The parties entered into arbitration pursuant to B.C.’s Arbitration Act ("AA"). The arbitrator found in favour of Sattva based on the definition of "Market Price" in the agreement. After a series of appeals – notably, under the AA, leave to appeal an arbitrator’s decision is generally available only for questions of law – the B.C. Court of Appeal (BCCA) allowed Creston’s appeal, holding the arbitrator’s interpretation absurd. Sattva appealed the decisions of the BCCA. 

In allowing the appeal and reinstating the arbitrator’s decision, the SCC fundamentally changed how contractual interpretation is to be approached. The SCC stated the historical approach to contractual interpretation, which was considered a question of law, should be abandoned as the aim of contractual interpretation is to "ascertain the objective intent of the parties — a fact-specific goal — through the application of legal principles of interpretation"2. "Contractual interpretation involves issues of mixed fact and law as it is an exercise in which the principles of contractual interpretation are applied to the words of the written contract, considered in light of the factual matrix."3 Further, "the parol evidence rule does not apply to preclude evidence of surrounding circumstances when interpreting the words of a written contract"4.

It may be possible to identify extricable questions of law from questions that are characterized as mixed fact and law, including “the application of an incorrect principle, the failure to consider a required element of a legal test, or the failure to consider a relevant factor” in addition to “the requirements for the formation of the contract, the capacity of the parties, the requirement that certain contracts be evidenced in writing, and so on”5.

The standard of review will nearly always be reasonableness for commercial arbitration appeals. To be reasonable, the decision must be justifiable, transparent and intelligible.6 Constitutional questions and questions of law of central importance to the legal system as a whole which are outside an adjudicator’s expertise are reviewable on a correctness standard. 

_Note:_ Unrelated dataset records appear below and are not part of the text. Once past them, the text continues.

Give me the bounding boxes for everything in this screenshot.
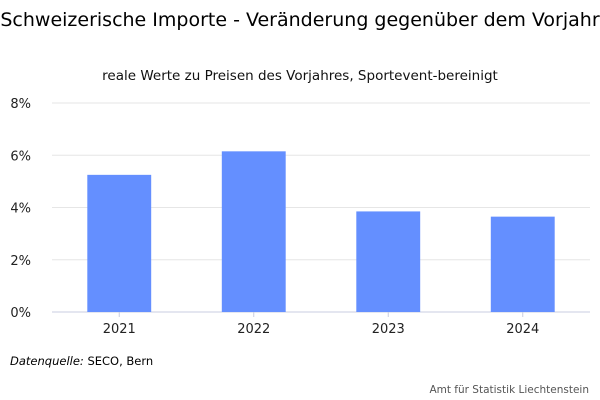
bar: [356, 211, 421, 312]
chart-subtitle: reale Werte zu Preisen des Vorjahres, Sp…: [102, 68, 498, 84]
y-tick-label: 2%: [10, 254, 31, 269]
source-label: Datenquelle:: [10, 354, 84, 368]
y-tick-label: 4%: [10, 202, 31, 217]
x-tick-label: 2023: [372, 322, 405, 337]
x-tick-label: 2021: [103, 322, 136, 337]
y-tick-label: 8%: [10, 97, 31, 112]
y-tick-label: 6%: [10, 149, 31, 164]
data-source: Datenquelle: SECO, Bern: [10, 354, 153, 368]
bar: [490, 216, 555, 312]
source-text: SECO, Bern: [87, 354, 154, 368]
bar: [87, 174, 152, 312]
credits: Amt für Statistik Liechtenstein: [429, 384, 589, 396]
bar: [221, 151, 286, 312]
chart-title: Schweizerische Importe - Veränderung geg…: [0, 9, 600, 31]
x-tick-label: 2024: [506, 322, 539, 337]
x-tick-label: 2022: [237, 322, 270, 337]
y-tick-label: 0%: [10, 306, 31, 321]
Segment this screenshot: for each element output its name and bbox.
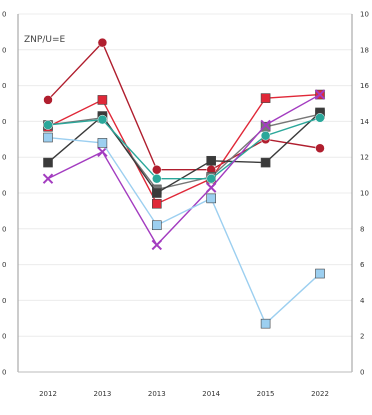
data-point [260,157,271,168]
data-point [43,95,53,105]
data-point [97,95,108,105]
y-tick-label-right: 14 [360,118,369,126]
data-point [42,173,54,184]
y-tick-label-right: 10 [360,190,369,198]
series-line [47,93,321,205]
y-tick-label-left: 0 [2,46,6,54]
data-point [315,143,325,153]
x-tick-label: 2013 [148,390,166,398]
series-5 [42,89,326,251]
data-point [315,113,325,123]
y-tick-label-left: 0 [2,154,6,162]
data-point [152,164,162,175]
series-4 [43,113,325,184]
data-point [43,157,53,168]
y-tick-label-right: 2 [360,333,364,341]
series-line [47,93,321,247]
y-tick-label-left: 0 [2,261,6,269]
series-line [47,41,321,171]
x-tick-label: 2022 [311,390,329,398]
series-line [47,113,321,191]
series-line [47,111,321,194]
data-point [152,198,162,209]
data-point [206,173,216,184]
data-point [151,239,163,251]
data-point [206,193,216,204]
y-tick-label-left: 0 [2,118,6,126]
data-point [152,173,162,184]
data-point [97,37,108,48]
y-tick-label-right: 10 [360,11,369,19]
y-tick-label-left: 0 [2,82,6,90]
y-tick-label-left: 0 [2,11,6,19]
chart-title: ZNP/U=E [24,35,65,45]
data-point [206,155,216,166]
series-6 [43,132,325,329]
y-tick-label-right: 16 [360,82,369,90]
series-line [47,136,321,325]
y-tick-label-right: 6 [360,261,365,269]
data-point [260,130,271,141]
y-tick-label-right: 0 [360,369,364,377]
data-point [260,318,271,329]
data-point [314,89,326,100]
data-point [260,93,271,103]
y-tick-label-right: 4 [360,297,365,305]
x-tick-label: 2013 [93,390,111,398]
data-point [43,120,53,130]
data-point [43,132,53,143]
data-point [315,268,325,279]
data-point [97,138,108,148]
x-tick-label: 2012 [39,390,57,398]
y-tick-label-left: 0 [2,369,6,377]
y-tick-label-left: 0 [2,225,6,233]
series-line [47,117,321,180]
data-point [97,146,108,158]
data-point [260,119,271,131]
y-tick-label-left: 0 [2,333,6,341]
data-point [152,220,162,231]
x-tick-label: 2014 [202,390,220,398]
x-tick-label: 2015 [257,390,275,398]
data-point [97,114,108,125]
y-tick-label-right: 12 [360,154,369,162]
y-tick-label-left: 0 [2,190,6,198]
y-tick-label-left: 0 [2,297,6,305]
data-point [152,188,162,198]
y-tick-label-right: 8 [360,225,364,233]
data-point [205,182,217,193]
y-tick-label-right: 18 [360,46,369,54]
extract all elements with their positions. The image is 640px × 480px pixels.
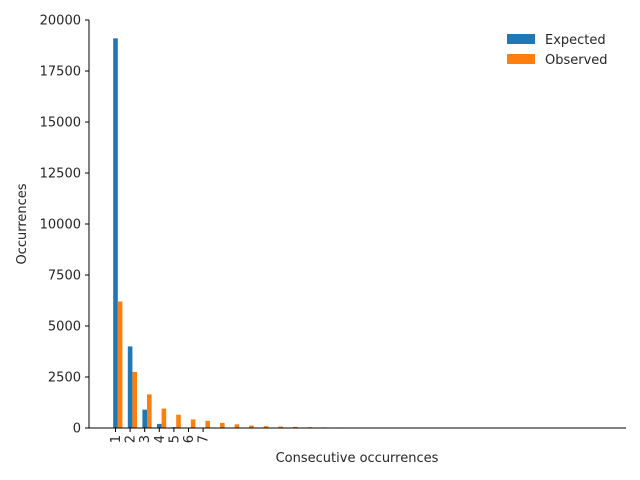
bar-observed-6 [190,419,196,428]
bar-observed-2 [132,371,137,428]
y-tick-label: 0 [73,422,81,437]
x-axis-label: Consecutive occurrences [276,451,439,466]
legend-swatch-observed [507,54,535,64]
bar-observed-8 [220,422,225,428]
bar-observed-11 [263,426,269,428]
legend-swatch-expected [507,34,535,44]
bar-observed-9 [234,424,240,428]
y-tick-label: 12500 [40,167,81,182]
y-axis-label: Occurrences [15,183,30,264]
legend-label-observed: Observed [545,53,608,68]
bar-expected-2 [127,346,133,428]
y-tick-label: 2500 [48,371,81,386]
y-tick-label: 10000 [40,218,81,233]
y-tick-label: 5000 [48,320,81,335]
bar-observed-3 [147,394,152,428]
legend: Expected Observed [507,33,608,68]
x-tick-label: 1 [109,435,124,443]
y-ticks: 0 2500 5000 7500 10000 12500 15000 17500 20000 [40,14,89,437]
y-tick-label: 7500 [48,269,81,284]
bar-observed-13 [293,426,298,428]
x-tick-label: 7 [197,435,212,443]
y-tick-label: 15000 [40,116,81,131]
y-tick-label: 20000 [40,14,81,29]
x-tick-label: 4 [153,435,168,443]
bar-expected-4 [157,423,162,428]
bar-observed-7 [205,420,210,428]
bar-observed-4 [161,408,167,428]
bar-expected-3 [142,409,147,428]
x-tick-label: 6 [182,435,197,443]
bars-layer [113,38,415,429]
bar-observed-5 [176,414,181,428]
x-tick-label: 3 [138,435,153,443]
bar-observed-12 [278,426,283,428]
x-tick-label: 5 [167,435,182,443]
bar-expected-1 [113,38,118,429]
bar-observed-10 [249,425,254,428]
x-tick-label: 2 [124,435,139,443]
bar-observed-1 [117,301,123,428]
legend-label-expected: Expected [545,33,606,48]
y-tick-label: 17500 [40,65,81,80]
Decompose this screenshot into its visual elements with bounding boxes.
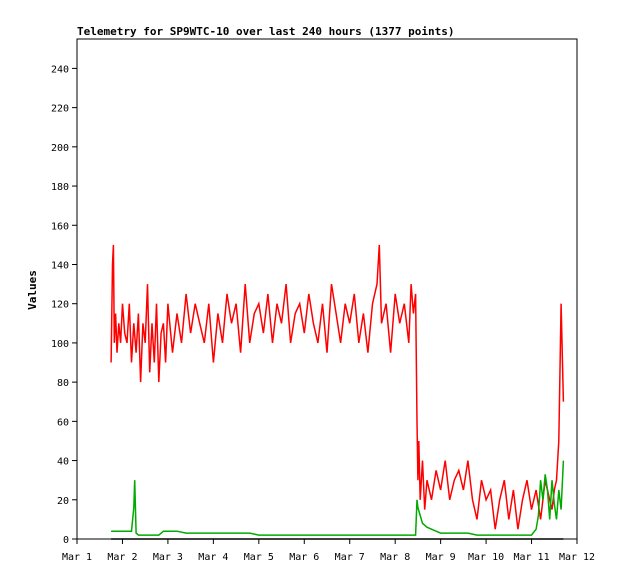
x-tick-label: Mar 10 xyxy=(468,552,504,563)
y-tick-label: 220 xyxy=(51,104,69,115)
x-tick-label: Mar 1 xyxy=(62,552,92,563)
plot-area xyxy=(76,38,578,540)
series-layer xyxy=(110,244,565,540)
y-tick-label: 20 xyxy=(57,496,69,507)
x-tick-label: Mar 4 xyxy=(198,552,228,563)
y-tick-label: 80 xyxy=(57,378,69,389)
y-tick-label: 200 xyxy=(51,143,69,154)
x-tick-label: Mar 8 xyxy=(380,552,410,563)
y-tick-label: 160 xyxy=(51,221,69,232)
x-tick-label: Mar 12 xyxy=(559,552,595,563)
y-tick-label: 180 xyxy=(51,182,69,193)
y-tick-label: 120 xyxy=(51,300,69,311)
x-tick-label: Mar 5 xyxy=(244,552,274,563)
chart-title: Telemetry for SP9WTC-10 over last 240 ho… xyxy=(77,25,455,38)
y-tick-label: 100 xyxy=(51,339,69,350)
series-line-1 xyxy=(111,460,565,536)
x-tick-label: Mar 2 xyxy=(107,552,137,563)
x-tick-label: Mar 11 xyxy=(513,552,549,563)
y-tick-label: 240 xyxy=(51,64,69,75)
series-line-0 xyxy=(110,244,565,530)
y-tick-label: 0 xyxy=(63,535,69,546)
x-tick-label: Mar 9 xyxy=(426,552,456,563)
y-tick-label: 60 xyxy=(57,417,69,428)
x-tick-label: Mar 7 xyxy=(335,552,365,563)
y-tick-label: 140 xyxy=(51,260,69,271)
x-tick-label: Mar 6 xyxy=(289,552,319,563)
x-axis: Mar 1 Mar 2 Mar 3 Mar 4 Mar 5 Mar 6 Mar 7 Mar 8… xyxy=(62,539,595,563)
y-axis: 0 20 40 60 80 100 120 140 160 180 200 220 240 xyxy=(51,64,77,546)
y-axis-label: Values xyxy=(26,270,39,310)
y-tick-label: 40 xyxy=(57,457,69,468)
x-tick-label: Mar 3 xyxy=(153,552,183,563)
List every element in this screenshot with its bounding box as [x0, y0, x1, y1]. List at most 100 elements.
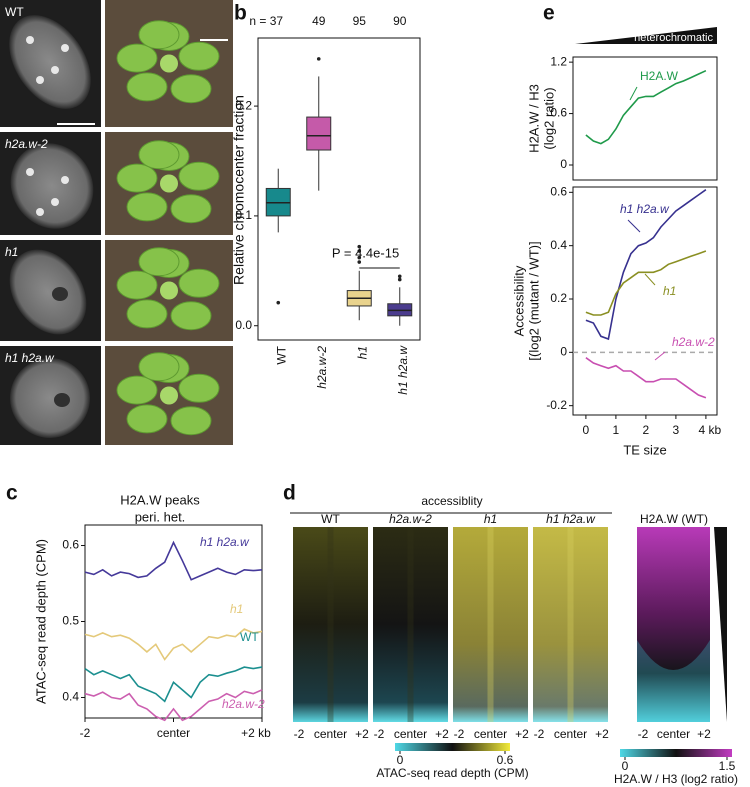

On the facts of the case, the SCC held that Creston’s application for leave to appeal the arbitrator’s decision raised no issue of law. Further, the SCC stated the arbitrator implicitly considered how the “maximum amount” clause interacted with the definition of Market Price in a reasonable manner in his decision. Thus, leave to appeal the arbitrator’s decision should have been denied even if a question of law were identified, as the “requirement that there be arguable merit that the arbitrator’s decision was unreasonable is not met and the miscarriage of justice threshold was not satisfied”7.